Mount Sinai to donate Epstein money to charity

Mount Sinai Health System said on Friday that it will make a charitable contribution equivalent to the money it received from convicted pedophile Jeffrey Epstein.

The money will go to an organization focused on preventing human trafficking and sexual exploitation, and toward the health system’s own program Sexual Assault and Violence intervention program, which provides immediate treatment and counseling to sexual assault survivors.

The hospital did not say how much money was donated by the disgraced financier.

“The Mount Sinai Health System has a deep and long-standing commitment to ensuring the health, safety, and dignity of rape, sexual assault, and domestic violence survivors,” the hospital’s statement said. “Jeffrey Epstein’s reprehensible behavior is completely antithetical to these values.”

Epstein, who prosecutors alleged abused and trafficked dozens of girls as young as 14 in New York and Florida in the early 2000s, killed himself two weeks ago inside his Manhattan jail cell. He was 66.

The multi-millionaire was being held without bail pending trial on child-sex-trafficking charges.

Epstein donated the money to Mount Sinai after 2008, the year he received a cushy deal that allowed him to plead guilty to soliciting a minor for prostitution and avoid more serious charges. Federal prosecutors in New York reopened the probe after investigative reporting by the Miami Herald stirred outrage over that plea bargain.

Mount Sinai’s decision came one day after the Massachusetts Institute of Technology revealed in a letter that Epstein had donated about $800,000 to the university over the course of 20 years, with the money either going to the M.I.T Media Lab and M.I.T. faculty member Seth Lloyd, a physicist.

MIT prez sorry for accepting $800k in Jeffrey Epstein donations

L. Rafael Reif, president of the MIT, pledged to give an equal amount of money to groups that help victims of sexual abuse.

“To my great regret, despite following the processes that have served MIT well for many years, in this instance we made a mistake of judgment,” M.I.T President L. Rafael Reif said in a statement.

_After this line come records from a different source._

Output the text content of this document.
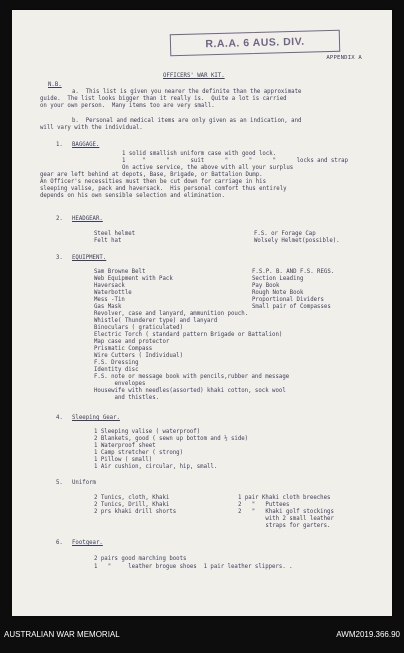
R.A.A. 6 AUS. DIV.
APPENDIX A
OFFICERS' WAR KIT.
N.B.
a.  This list is given you nearer the definite than the approximate
guide.  The list looks bigger than it really is.  Quite a lot is carried
on your own person.  Many items too are very small.
b.  Personal and medical items are only given as an indication, and
will vary with the individual.
1. BAGGAGE.
1 solid smallish uniform case with good lock.
1     "      "      suit      "      "      "      locks and strap
On active service, the above with all your surplus
gear are left behind at depots, Base, Brigade, or Battalion Dump.
An Officer's necessities must then be cut down for carriage in his
sleeping valise, pack and haversack.  His personal comfort thus entirely
depends on his own sensible selection and elimination.
2. HEADGEAR.
Steel helmet
Felt hat
F.S. or Forage Cap
Wolsely Helmet(possible).
3. EQUIPMENT.
Sam Browne Belt
Web Equipment with Pack
Haversack
Waterbottle
Mess -Tin
Gas Mask
F.S.P. B. AND F.S. REGS.
Section Leading
Pay Book
Rough Note Book
Proportional Dividers
Small pair of Compasses
Revolver, case and lanyard, ammunition pouch.
Whistle( Thunderer type) and lanyard
Binoculars ( graticulated)
Electric Torch ( standard pattern Brigade or Battalion)
Map case and protector
Prismatic Compass
Wire Cutters ( Individual)
F.S. Dressing
Identity disc
F.S. note or message book with pencils,rubber and message
envelopes
Housewife with needles(assorted) khaki cotton, sock wool
and thistles.
4. Sleeping Gear.
1 Sleeping valise ( waterproof)
2 Blankets, good ( sewn up bottom and ½ side)
1 Waterproof sheet
1 Camp stretcher ( strong)
1 Pillow ( small)
1 Air cushion, circular, hip, small.
5. Uniform
2 Tunics, cloth, Khaki
2 Tunics, Drill, Khaki
2 prs khaki drill shorts
1 pair Khaki cloth breeches
2   "   Puttees
2   "   Khaki golf stockings
with 2 small leather
straps for garters.
6. Footgear.
2 pairs good marching boots
1   "     leather brogue shoes  1 pair leather slippers. .
AUSTRALIAN WAR MEMORIAL	AWM2019.366.90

“To Jeffrey Epstein’s victims, on behalf of the MIT administration, I offer a profound and humble apology,” he added. “With hindsight, we recognize with shame and distress that we allowed MIT to contribute to the elevation of his reputation, which in turn served to distract from his horrifying acts. No apology can undo that. In response, we will commit an amount equal to the funds MIT received from any Epstein foundation to an appropriate charity that benefits his victims or other victims of sexual abuse.”

Lloyd and Joi Ito, director of the Media Lab, both apologized online.

Ethan Zuckerman, the director of M.I.T's media lab resigned this week over the university's connections to Epstein.

"My logic was simple: the work my group does focuses on social justice and the inclusion of marginalized individuals and points of view," he said in a statement. "It’s hard to do that work with a straight face in a place that violated its own values so clearly in working with Epstein and in disguising that relationship.”